One great challenge of ubiquitous speech UIs is endowing each device with sufficient smarts. Most devices need far less than the full continuous speech recognition needed for transcription, but even fairly simple devices will likely vocabulary of tens of phrases, often comprised of hundreds of words.   Accurately spotting all those words and phrases, especially in a noisy environment with multiple speakers and the audio blaring, is tricky, especially given reasonable expectations for accuracy. We simply don’t want to have to repeat ourselves. This means running fairly sophisticated recognition neural networks, either to pick out words for matching against command patterns or to directly recognize entire command phrases. Fortunately, neural network inference hardware is getting dramatically more efficient.
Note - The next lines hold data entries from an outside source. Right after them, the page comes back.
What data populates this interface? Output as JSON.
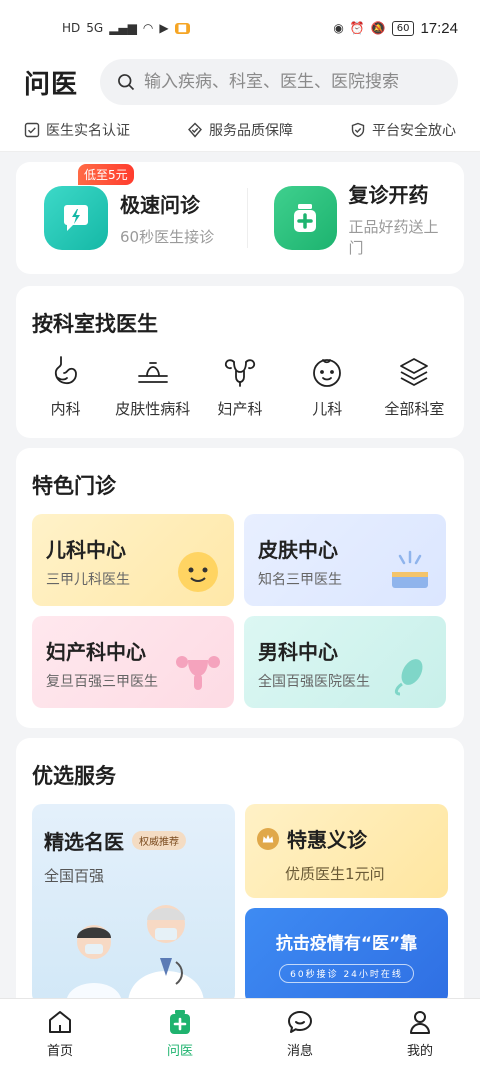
{
  "status_bar": {
    "hd": "HD",
    "network": "5G",
    "battery": "60",
    "time": "17:24"
  },
  "header": {
    "title": "问医",
    "search_placeholder": "输入疾病、科室、医生、医院搜索"
  },
  "assurances": [
    {
      "label": "医生实名认证",
      "icon": "check-square-icon"
    },
    {
      "label": "服务品质保障",
      "icon": "diamond-check-icon"
    },
    {
      "label": "平台安全放心",
      "icon": "shield-check-icon"
    }
  ],
  "quick": {
    "fast": {
      "title": "极速问诊",
      "subtitle": "60秒医生接诊",
      "badge": "低至5元",
      "icon": "chat-lightning-icon"
    },
    "revisit": {
      "title": "复诊开药",
      "subtitle": "正品好药送上门",
      "icon": "medicine-bottle-icon"
    }
  },
  "departments": {
    "title": "按科室找医生",
    "items": [
      {
        "label": "内科",
        "icon": "stomach-icon"
      },
      {
        "label": "皮肤性病科",
        "icon": "skin-icon"
      },
      {
        "label": "妇产科",
        "icon": "uterus-icon"
      },
      {
        "label": "儿科",
        "icon": "baby-face-icon"
      },
      {
        "label": "全部科室",
        "icon": "layers-icon"
      }
    ]
  },
  "special_clinics": {
    "title": "特色门诊",
    "items": [
      {
        "title": "儿科中心",
        "subtitle": "三甲儿科医生",
        "icon": "baby-face-icon"
      },
      {
        "title": "皮肤中心",
        "subtitle": "知名三甲医生",
        "icon": "skin-lamp-icon"
      },
      {
        "title": "妇产科中心",
        "subtitle": "复旦百强三甲医生",
        "icon": "uterus-icon"
      },
      {
        "title": "男科中心",
        "subtitle": "全国百强医院医生",
        "icon": "male-organ-icon"
      }
    ]
  },
  "preferred": {
    "title": "优选服务",
    "famous": {
      "title": "精选名医",
      "badge": "权威推荐",
      "subtitle": "全国百强"
    },
    "discount": {
      "title": "特惠义诊",
      "subtitle": "优质医生1元问"
    },
    "banner": {
      "title": "抗击疫情有“医”靠",
      "pill": "60秒接诊 24小时在线"
    }
  },
  "tabbar": [
    {
      "label": "首页",
      "icon": "home-icon",
      "active": false
    },
    {
      "label": "问医",
      "icon": "medical-kit-icon",
      "active": true
    },
    {
      "label": "消息",
      "icon": "message-icon",
      "active": false
    },
    {
      "label": "我的",
      "icon": "person-icon",
      "active": false
    }
  ],
  "colors": {
    "accent": "#1fb36f",
    "teal": "#15b8a6",
    "promo": "#ff3d2e"
  }
}
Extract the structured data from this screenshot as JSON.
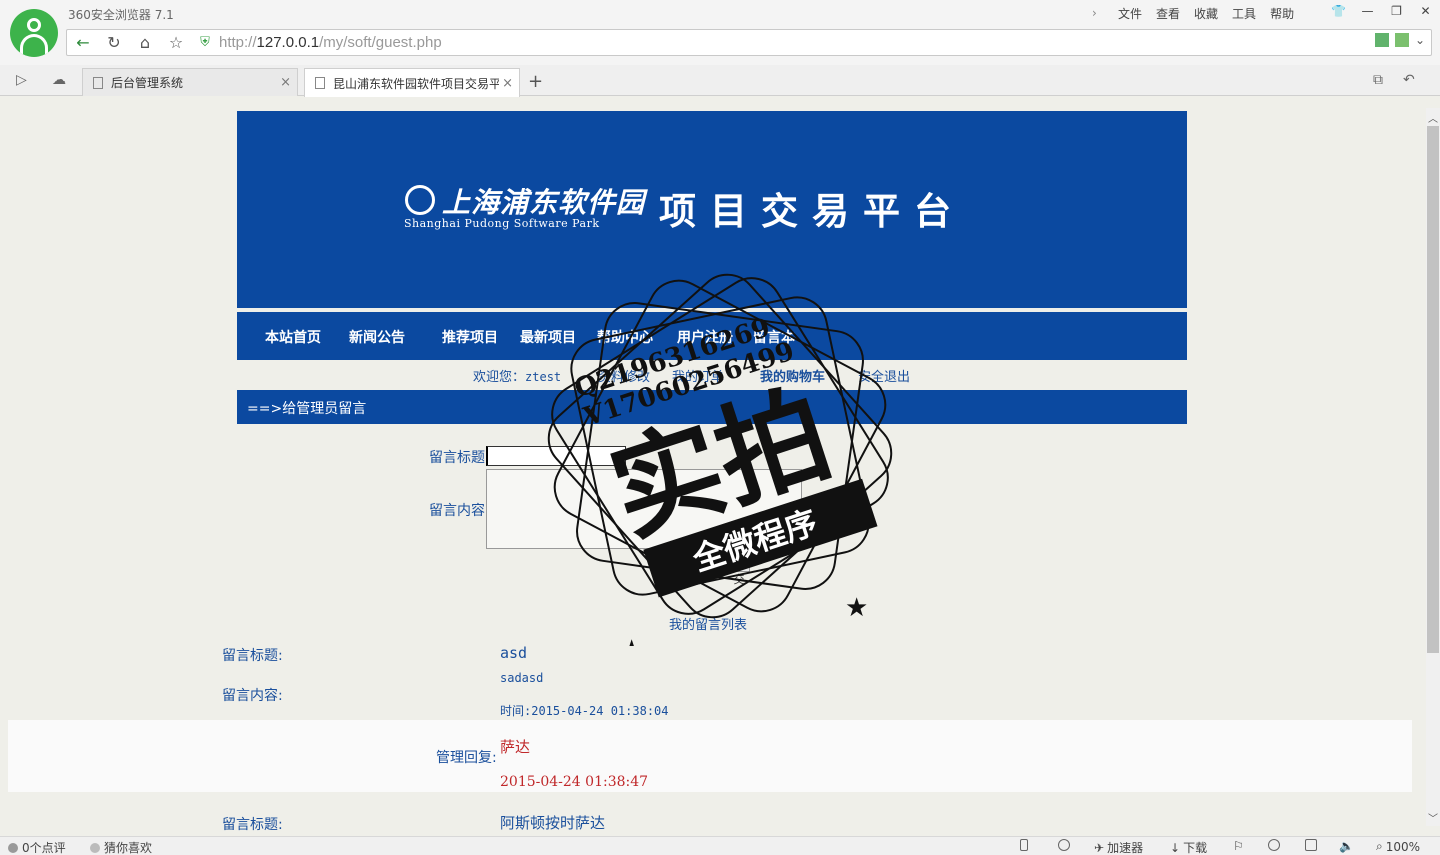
{
  "browser": {
    "app_title": "360安全浏览器 7.1",
    "menu": [
      "文件",
      "查看",
      "收藏",
      "工具",
      "帮助"
    ],
    "address": {
      "scheme": "http://",
      "host": "127.0.0.1",
      "path": "/my/soft/guest.php"
    },
    "tabs": [
      {
        "label": "后台管理系统",
        "active": false
      },
      {
        "label": "昆山浦东软件园软件项目交易平",
        "active": true
      }
    ],
    "status": {
      "comments": "0个点评",
      "guess": "猜你喜欢",
      "accelerator": "加速器",
      "download": "下载",
      "zoom": "100%"
    }
  },
  "site": {
    "logo_cn": "上海浦东软件园",
    "logo_en": "Shanghai Pudong Software Park",
    "banner_title": "项目交易平台",
    "nav": [
      "本站首页",
      "新闻公告",
      "推荐项目",
      "最新项目",
      "帮助中心",
      "用户注册",
      "留言本"
    ],
    "welcome_prefix": "欢迎您：",
    "username": "ztest",
    "user_links": [
      "资料修改",
      "我的订单",
      "我的购物车",
      "安全退出"
    ],
    "section_title": "==>给管理员留言",
    "form": {
      "title_label": "留言标题",
      "content_label": "留言内容",
      "title_value": "",
      "content_value": "",
      "submit": "提交",
      "my_list_link": "我的留言列表"
    },
    "messages": [
      {
        "title_label": "留言标题:",
        "title": "asd",
        "content_label": "留言内容:",
        "content": "sadasd",
        "time": "时间:2015-04-24 01:38:04",
        "reply_label": "管理回复:",
        "reply": "萨达",
        "reply_time": "2015-04-24 01:38:47"
      },
      {
        "title_label": "留言标题:",
        "title": "阿斯顿按时萨达"
      }
    ]
  },
  "watermark": {
    "line1": "Q2196316269",
    "line2": "V17060256499",
    "main": "实拍",
    "banner": "全微程序"
  }
}
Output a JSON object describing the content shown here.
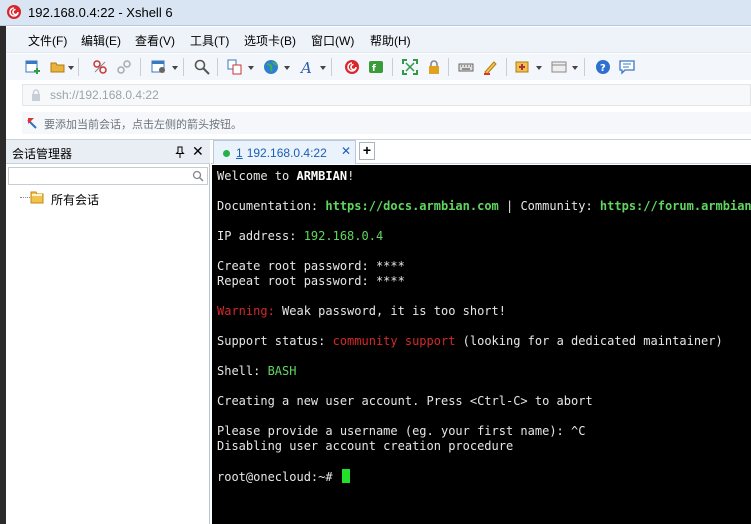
{
  "window": {
    "title": "192.168.0.4:22 - Xshell 6"
  },
  "menu": [
    "文件(F)",
    "编辑(E)",
    "查看(V)",
    "工具(T)",
    "选项卡(B)",
    "窗口(W)",
    "帮助(H)"
  ],
  "address": {
    "value": "ssh://192.168.0.4:22"
  },
  "hint": {
    "text": "要添加当前会话，点击左侧的箭头按钮。"
  },
  "session_panel": {
    "title": "会话管理器",
    "search_placeholder": "",
    "tree": [
      "所有会话"
    ]
  },
  "tabs": [
    {
      "number": "1",
      "label": "192.168.0.4:22",
      "close": "✕"
    }
  ],
  "new_tab": "+",
  "terminal": {
    "welcome_prefix": "Welcome to ",
    "welcome_name": "ARMBIAN",
    "welcome_suffix": "!",
    "doc_label": "Documentation: ",
    "doc_url": "https://docs.armbian.com",
    "community_sep": " | Community: ",
    "community_url": "https://forum.armbian.com",
    "ip_label": "IP address: ",
    "ip_value": "192.168.0.4",
    "create_pw": "Create root password: ****",
    "repeat_pw": "Repeat root password: ****",
    "warning_label": "Warning:",
    "warning_text": " Weak password, it is too short!",
    "support_label": "Support status: ",
    "support_value": "community support",
    "support_note": " (looking for a dedicated maintainer)",
    "shell_label": "Shell: ",
    "shell_value": "BASH",
    "creating": "Creating a new user account. Press <Ctrl-C> to abort",
    "provide": "Please provide a username (eg. your first name): ^C",
    "disabling": "Disabling user account creation procedure",
    "prompt": "root@onecloud:~# "
  },
  "colors": {
    "terminal_bg": "#000000",
    "terminal_fg": "#e6e6e6",
    "terminal_green": "#5fd75f",
    "terminal_red": "#d42828",
    "cursor": "#22e02a",
    "tab_text": "#1a5fb4"
  },
  "icons": [
    "xshell-logo-icon",
    "new-session-icon",
    "open-folder-icon",
    "disconnect-icon",
    "reconnect-icon",
    "properties-icon",
    "search-icon",
    "copy-icon",
    "globe-icon",
    "font-icon",
    "xshell-icon",
    "xftp-icon",
    "fullscreen-icon",
    "lock-icon",
    "keyboard-icon",
    "highlight-icon",
    "add-icon",
    "layout-icon",
    "help-icon",
    "chat-icon",
    "pin-icon",
    "folder-icon",
    "arrow-icon"
  ]
}
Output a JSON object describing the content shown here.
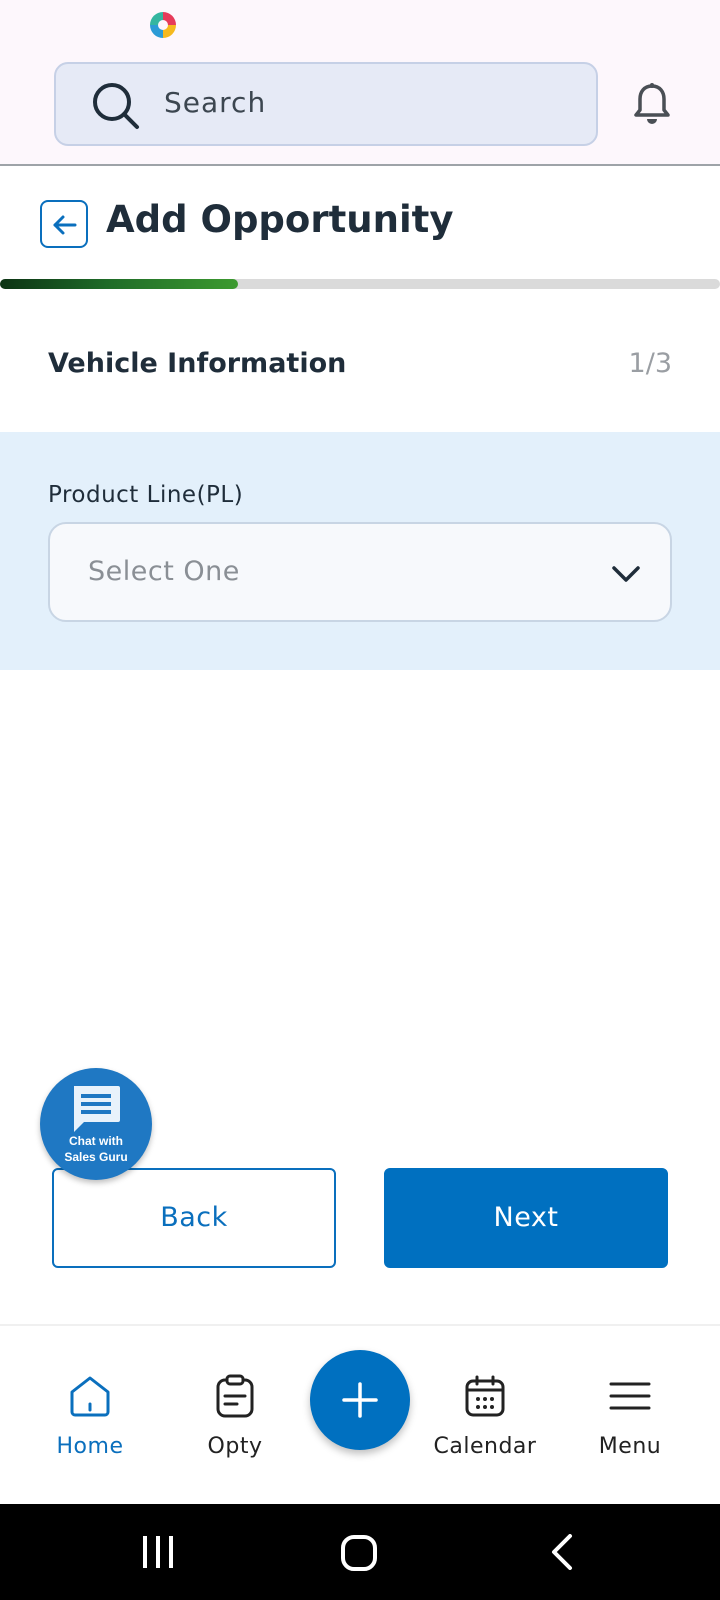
{
  "header": {
    "search_placeholder": "Search",
    "icons": {
      "search": "search-icon",
      "notifications": "bell-icon"
    }
  },
  "page": {
    "title": "Add Opportunity",
    "progress_fraction": 0.33
  },
  "section": {
    "title": "Vehicle Information",
    "step": "1/3"
  },
  "form": {
    "product_line_label": "Product Line(PL)",
    "product_line_placeholder": "Select One"
  },
  "chat": {
    "line1": "Chat with",
    "line2": "Sales Guru"
  },
  "actions": {
    "back_label": "Back",
    "next_label": "Next"
  },
  "bottom_nav": {
    "items": [
      {
        "label": "Home",
        "icon": "home-icon",
        "active": true
      },
      {
        "label": "Opty",
        "icon": "clipboard-icon",
        "active": false
      },
      {
        "label": "Calendar",
        "icon": "calendar-icon",
        "active": false
      },
      {
        "label": "Menu",
        "icon": "hamburger-menu-icon",
        "active": false
      }
    ],
    "add_icon": "plus-icon"
  },
  "colors": {
    "primary": "#0070c0",
    "panel": "#e3f0fb",
    "progress_dark": "#0c3314",
    "progress_light": "#3d9a30"
  }
}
Creators of neural network processors and accelerators for embedded systems are now routinely touting efficiencies above 1T operations per watt, often driven by the demands for computer vision. Short command recognition is likely to take 3-5 orders of magnitude less compute than that. This implies that as neural network-specific acceleration grows common in embedded platforms, we may well see rich speech interfaces implemented in microwatts of power. In addition we are likely to see hybrid systems that follow a 90/10 rule – 90% of commands are recognized and acted on locally, to minimize latency, computing cost and network bandwidth consumption, and the most obscure and difficult phrases are passed on to the cloud for interpretation. A well-designed hybrid system will have the latency of local and the sophistication of cloud. All this is profoundly good news for users, who hate to get up off the couch or to look for the remote!

In the last couple of years, handwringing over the potential downsides of AI has become a surefire attention getter. Some of the concerns are real – we should be worrying about implicit bias in training sets, about the fragility and incomprehensibility of systems in mission-critical situations, and the potential economic disruption from rapid change in some classes of work.   I am less worried about the most apocalyptic “rise of the robot overlords” scenarios. In fact, I see the end of our fifty years of forced learning to type, swipe, mouse and point. Perhaps instead of computers forcing us to learn their preferred interface methods, we can teach them ours. Perhaps we can now finally throw off our robot overlords!